# Fun sex game



## lawnmonkey (Oct 13, 2013)

This is a little game we called the BUBBLE . me and the wife use to play . We learned alot about each other and about ourselves during this . There are rules that have to be strickly enforced . 

Rule No 1 : What ever happens in the bubble stays in the bubble . No matter what is said or done it cannot be discused outside the bubble . 

Rule no 2 anything and everything is allowed in the bubble , nothing is off limits . 

Rule 3 : no judgement shall be made about anything in the bubble .

rule 4 : there are no lies or truth in the bubble , do not say this really happened , this is just a fantasy , or i would never do this . 

Rule 5 : make up your own rules , start slow , innocent , and then try to top each other , let your imaginations go 

Ok you have to have a very strong bond and be open minded to make this work . But if you do this i guarrantee it will be amazing . An example of a bubble nite ..... Me and the wife shower , get a few drinks , put on a porn movie , preferably with very little plot . We become our alternate egos ... and we use only the names of our alternates while in the bubble . A good way to start is ... ask each other questions about the porn putting you significant other in the scene . like ... which one would you most like to be ? What would you change about the scene ? Who would you like the other people to be ? Take turns asking questions , try to top the last question and answer keepung it getting spicier ... dont be afraid to masturbate a little during this to let them know your enjoying yourself , you can take a break and actually perform sex , oral or vaginal , then get right back in the bubble game , keep it going and you will have an amazing nite , that some times , for us anyhow , went on for the whole weekend .


----------



## pinejacker (Dec 23, 2012)

I really like the idea of question/answer session while watching porn. 

My wife isn't very visually stimulated and that could be an interesting way to bring porn into the mix.


----------



## CuddleBug (Nov 26, 2012)

As much as I would love to do this, my wife is LD and not into sex.

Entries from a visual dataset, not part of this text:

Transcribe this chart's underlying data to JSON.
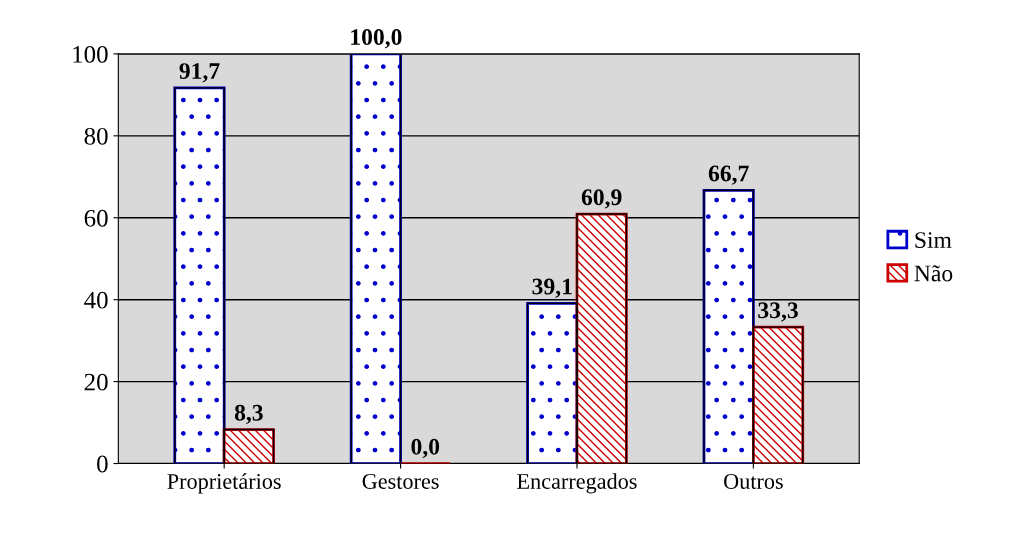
{
  "chart_data": {
    "type": "bar",
    "categories": [
      "Proprietários",
      "Gestores",
      "Encarregados",
      "Outros"
    ],
    "series": [
      {
        "name": "Sim",
        "color": "#0000cc",
        "values": [
          91.7,
          100.0,
          39.1,
          66.7
        ],
        "value_labels": [
          "91,7",
          "100,0",
          "39,1",
          "66,7"
        ]
      },
      {
        "name": "Não",
        "color": "#cc0000",
        "values": [
          8.3,
          0.0,
          60.9,
          33.3
        ],
        "value_labels": [
          "8,3",
          "0,0",
          "60,9",
          "33,3"
        ]
      }
    ],
    "ylim": [
      0,
      100
    ],
    "yticks": [
      0,
      20,
      40,
      60,
      80,
      100
    ],
    "grid": "y",
    "legend": "right"
  }
}
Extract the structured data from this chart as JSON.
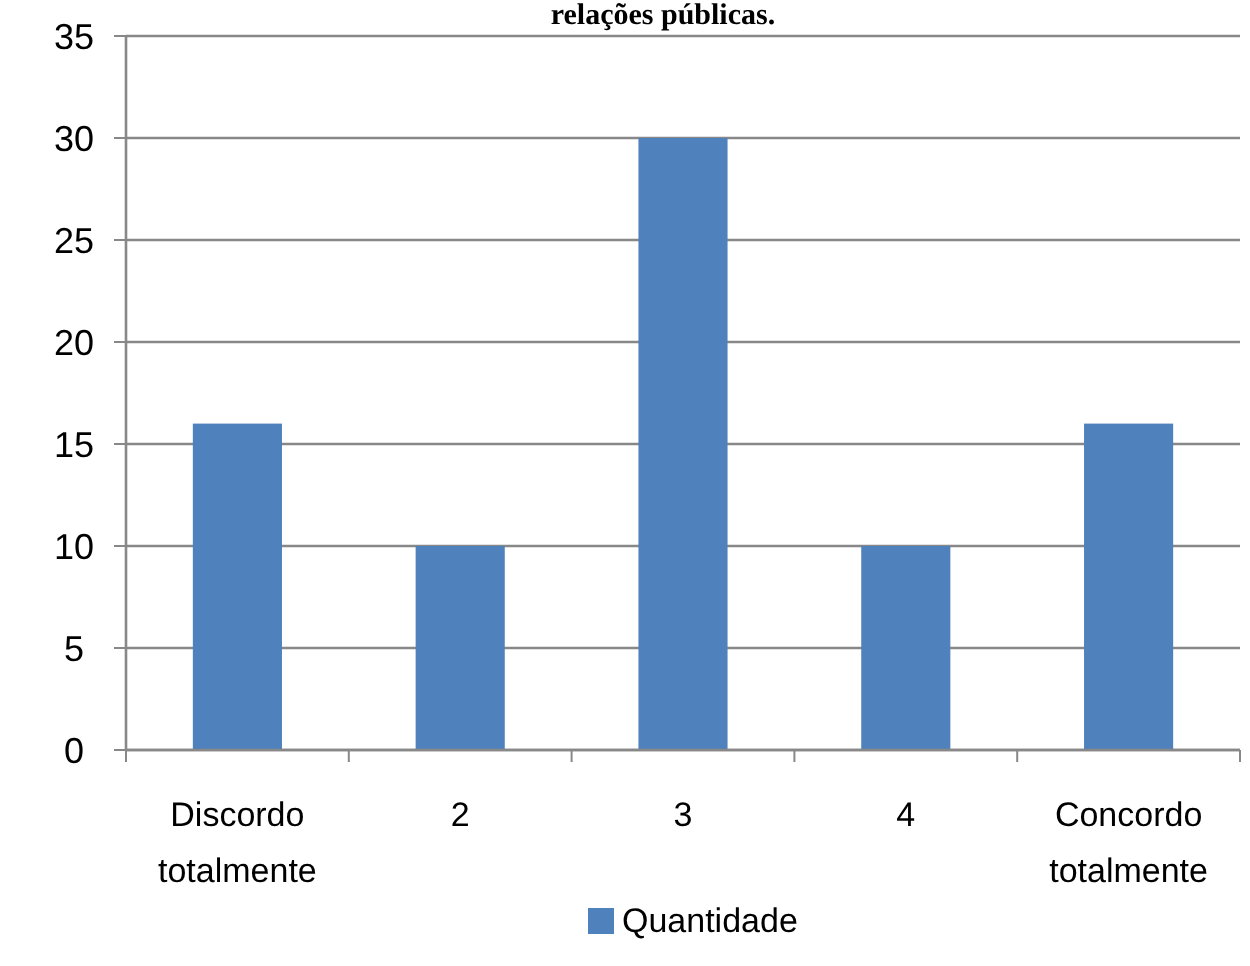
{
  "chart_data": {
    "type": "bar",
    "title": "relações públicas.",
    "categories": [
      "Discordo totalmente",
      "2",
      "3",
      "4",
      "Concordo totalmente"
    ],
    "series": [
      {
        "name": "Quantidade",
        "color": "#4f81bd",
        "values": [
          16,
          10,
          30,
          10,
          16
        ]
      }
    ],
    "ylim": [
      0,
      35
    ],
    "yticks": [
      0,
      5,
      10,
      15,
      20,
      25,
      30,
      35
    ],
    "grid": "y",
    "legend": "bottom"
  }
}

Everything you've described here I would find fun and adventurous, but she would say, its creepy, exit only, push me away from her neck, breasts and vagina.

What I've learned from TAM, is a LD spouse will usually not change short of a divorce and sometimes that doesn't work either. Something must of happened in their past that made them this way and they haven't come to grips with it and probably never will.


----------



## pinotnoir (Jul 13, 2013)

Sounds great!


----------